Savannah Foods

Dear Nii Kpakpo,

Food here is relatively cheap I tell you, especially yams. You could eat yams the whole day and still there wil be more. Four tubers of yam in the savannah cost less than Gh2 and I wonder why it costs so much in Hustle City.

With so much food in the hinterland, you wonder why food is the second largest expense of city dwellers. Of course the first being transport. Commercial food sellers in the city make a whole lot of profit on food in the city especially if they have the means of getting a direct supply from the areas of production.

Nii Kpakpo, a bowl of my favorite hausa koko, aka sharp brain, costs less than 50p here. Let me give you an example. I went to a very popular spot at Sakasaka to buy my koko and my whole breakfast cost me 70p, that is including the koose and koose chips that we put in the koko like groundnuts.
The first time when I wanted to buy the koko, the seller pleaded with me that she was sorry but will give me two polythene bags because it won’t fit into just one. So she gave me a 30p one and a 20p one. Yes! That was the morning I was leaving town and that idiot journalist was reporting via Peace FM that the youth was rioting when they were only trying to get a Telco mast out of the highway.

Upon reaching Accra I went to University of Ghana, Legon one fine Saturday morning and asked a koko seller there to fill one of the polythene bags they put the koko in and tell me how much it will cost. Let’s not forget that it cost 30p in the savannah. When she filled it up, she told me that I owed her one Ghana cedi. You can imagine my reaction.

There is another food that is obviously cheap here in the savannah and that is meat. The meat sellers here know that the meat would go waste if nobody buys it so inasmuch as they stick to the universal prices per pound of meat, the ‘jala; that they give is even more than the meat you purchase sometimes. One pound of meat for Gh3 can end you up with almost 3pounds at the same price the extra being the 2pounds, at the same price.

Nii Kpakpo, there was this day I was walking in town and saw some items being fried.
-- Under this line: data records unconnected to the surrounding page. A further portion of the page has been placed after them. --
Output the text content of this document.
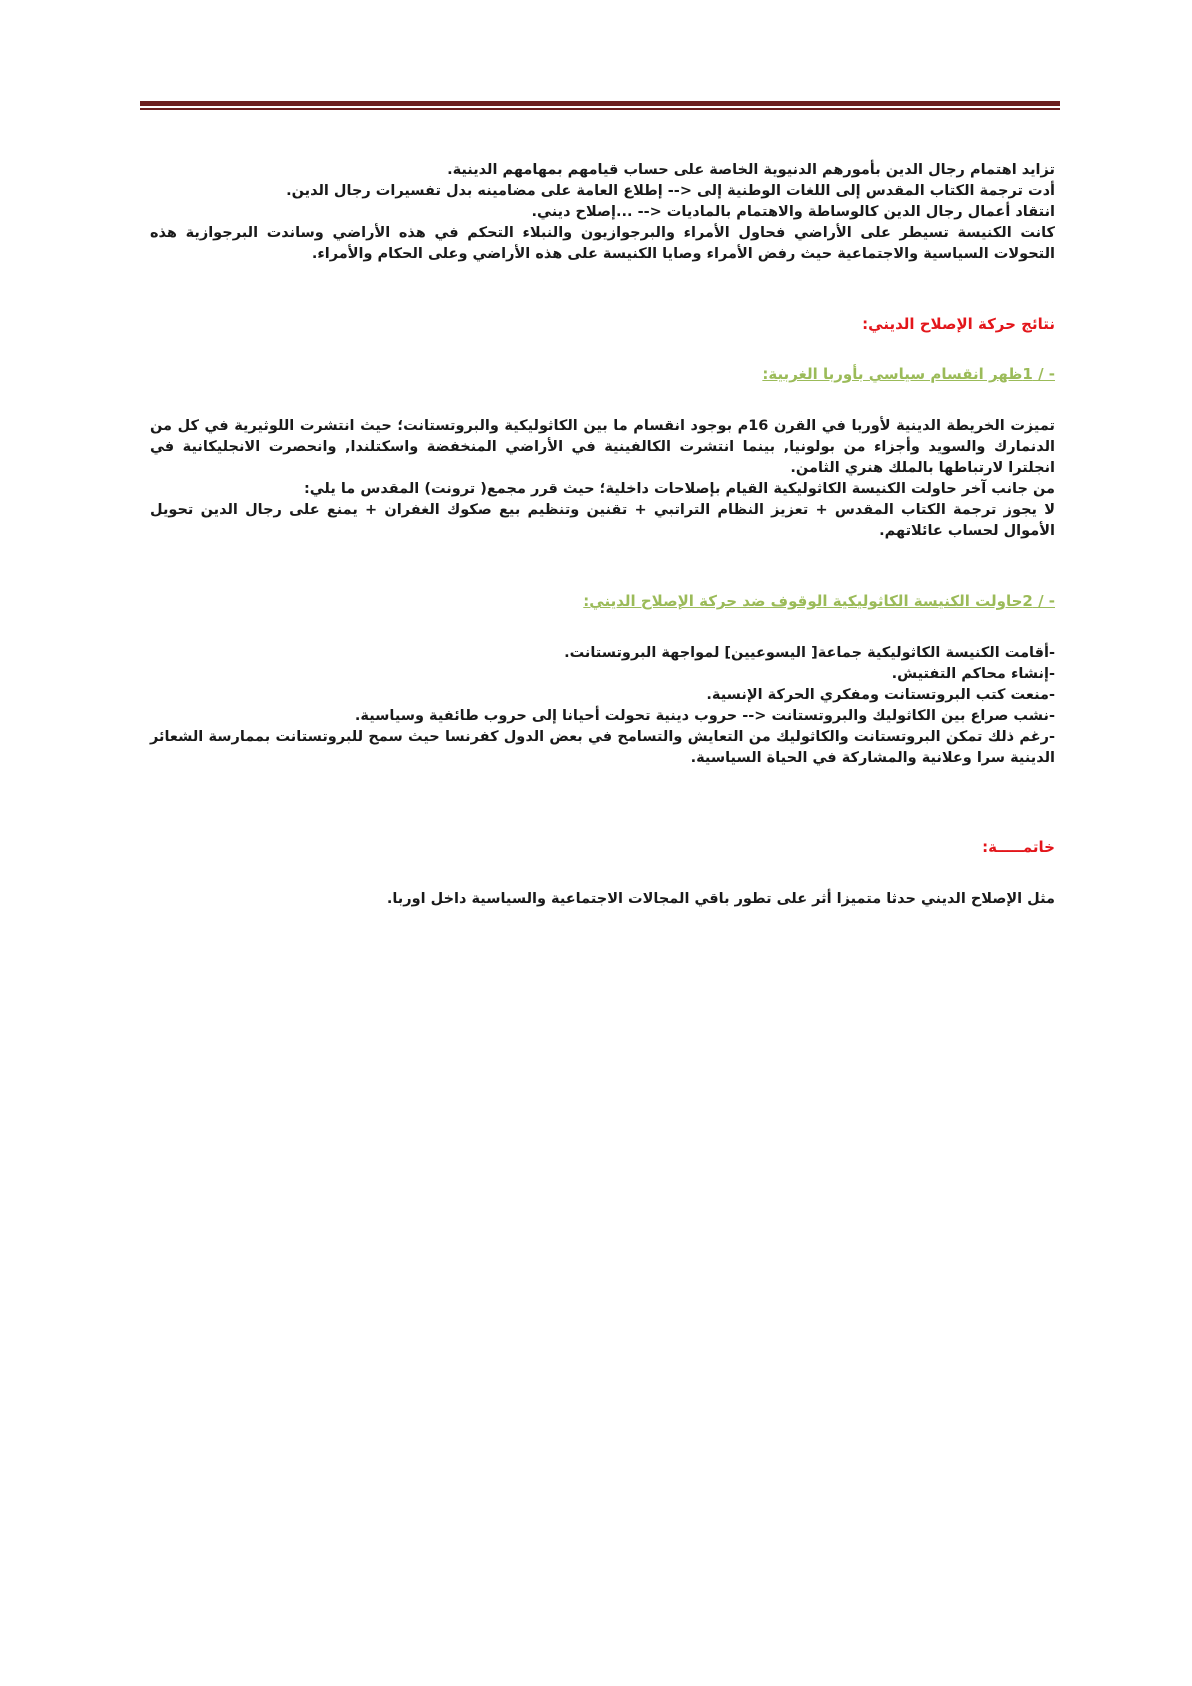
تزايد اهتمام رجال الدين بأمورهم الدنيوية الخاصة على حساب قيامهم بمهامهم الدينية.

أدت ترجمة الكتاب المقدس إلى اللغات الوطنية إلى <-- إطلاع العامة على مضامينه بدل تفسيرات رجال الدين.

انتقاد أعمال رجال الدين كالوساطة والاهتمام بالماديات <-- ...إصلاح ديني.

كانت الكنيسة تسيطر على الأراضي فحاول الأمراء والبرجوازيون والنبلاء التحكم في هذه الأراضي وساندت البرجوازية هذه التحولات السياسية والاجتماعية حيث رفض الأمراء وصايا الكنيسة على هذه الأراضي وعلى الحكام والأمراء.

نتائج حركة الإصلاح الديني:
- / 1ظهر انقسام سياسي بأوربا الغربية:

تميزت الخريطة الدينية لأوربا في القرن 16م بوجود انقسام ما بين الكاثوليكية والبروتستانت؛ حيث انتشرت اللوثيرية في كل من الدنمارك والسويد وأجزاء من بولونيا, بينما انتشرت الكالفينية في الأراضي المنخفضة واسكتلندا, وانحصرت الانجليكانية في انجلترا لارتباطها بالملك هنري الثامن.

من جانب آخر حاولت الكنيسة الكاثوليكية القيام بإصلاحات داخلية؛ حيث قرر مجمع( ترونت) المقدس ما يلي:

لا يجوز ترجمة الكتاب المقدس + تعزيز النظام التراتبي + تقنين وتنظيم بيع صكوك الغفران + يمنع على رجال الدين تحويل الأموال لحساب عائلاتهم.

- / 2حاولت الكنيسة الكاثوليكية الوقوف ضد حركة الإصلاح الديني:

-أقامت الكنيسة الكاثوليكية جماعة[ اليسوعيين] لمواجهة البروتستانت.

-إنشاء محاكم التفتيش.

-منعت كتب البروتستانت ومفكري الحركة الإنسية.

-نشب صراع بين الكاثوليك والبروتستانت <-- حروب دينية تحولت أحيانا إلى حروب طائفية وسياسية.

-رغم ذلك تمكن البروتستانت والكاثوليك من التعايش والتسامح في بعض الدول كفرنسا حيث سمح للبروتستانت بممارسة الشعائر الدينية سرا وعلانية والمشاركة في الحياة السياسية.

خاتمـــــة:
مثل الإصلاح الديني حدثا متميزا أثر على تطور باقي المجالات الاجتماعية والسياسية داخل اوربا.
Thinking it was ‘kelewele’ I approached and wanted to buy some only to realize that it was pieces of meat they were frying. Small chunks of meat cost as low as 20p and imagine if you had a budget of Gh5.
Chale! I have been known to carry a toothpick around not only as a stylus for my Techno T9 but because of the amount of meat I have to consume in a day. It gets stuck between my teeth.
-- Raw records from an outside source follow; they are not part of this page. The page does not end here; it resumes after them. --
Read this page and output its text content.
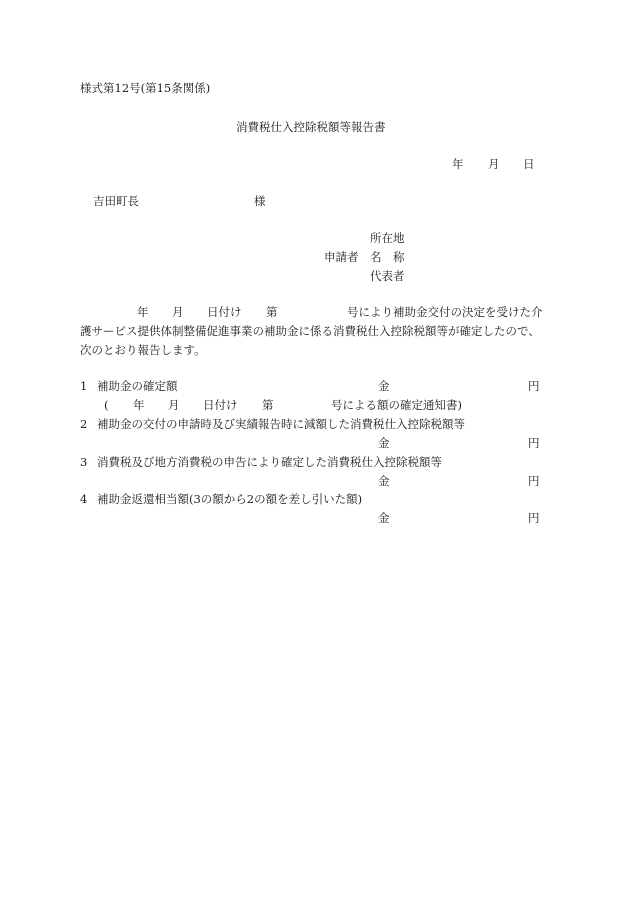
様式第12号(第15条関係)
消費税仕入控除税額等報告書
年 月 日
吉田町長	様
所在地
申請者 名　称
代表者
年 月 日付け 第	号により補助金交付の決定を受けた介
護サービス提供体制整備促進事業の補助金に係る消費税仕入控除税額等が確定したので、
次のとおり報告します。
1 補助金の確定額	金	円
( 年 月 日付け 第	号による額の確定通知書)
2 補助金の交付の申請時及び実績報告時に減額した消費税仕入控除税額等
金	円
3 消費税及び地方消費税の申告により確定した消費税仕入控除税額等
金	円
4 補助金返還相当額(3の額から2の額を差し引いた額)
金	円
Here the kebabs are not cut out but then you can buy the meat and it is cut out and put on a stick for you if you so desire. Meat is usually done ‘suya’ style and I wonder how and why it costs so much in the city.

Talking about meat also reminds me of the famous Guinea fowl aka ‘akomfem’. The savannah region is the home of the akomfem and even recently they have been in the news when the government decided to make it a cash venture to better Ghana only for the cash to go down the drain when it was alleged the birds all flew away except six of them which each lay an egg.

So all that money and all we could account for was a few guinea fowls and six eggs? I really don’t want to talk about this but then very soon it will not surprise me to hear that they are going for money to go purchase nets to go catch the guinea fowls that flew further up north into Burkinaland. Guess it is Butter Ghana Agenda for some folk whilst it is Bitter Ghana for others. It’s usually a matter of what alphabet you use depending on your political affiliation Nii Kpakpo.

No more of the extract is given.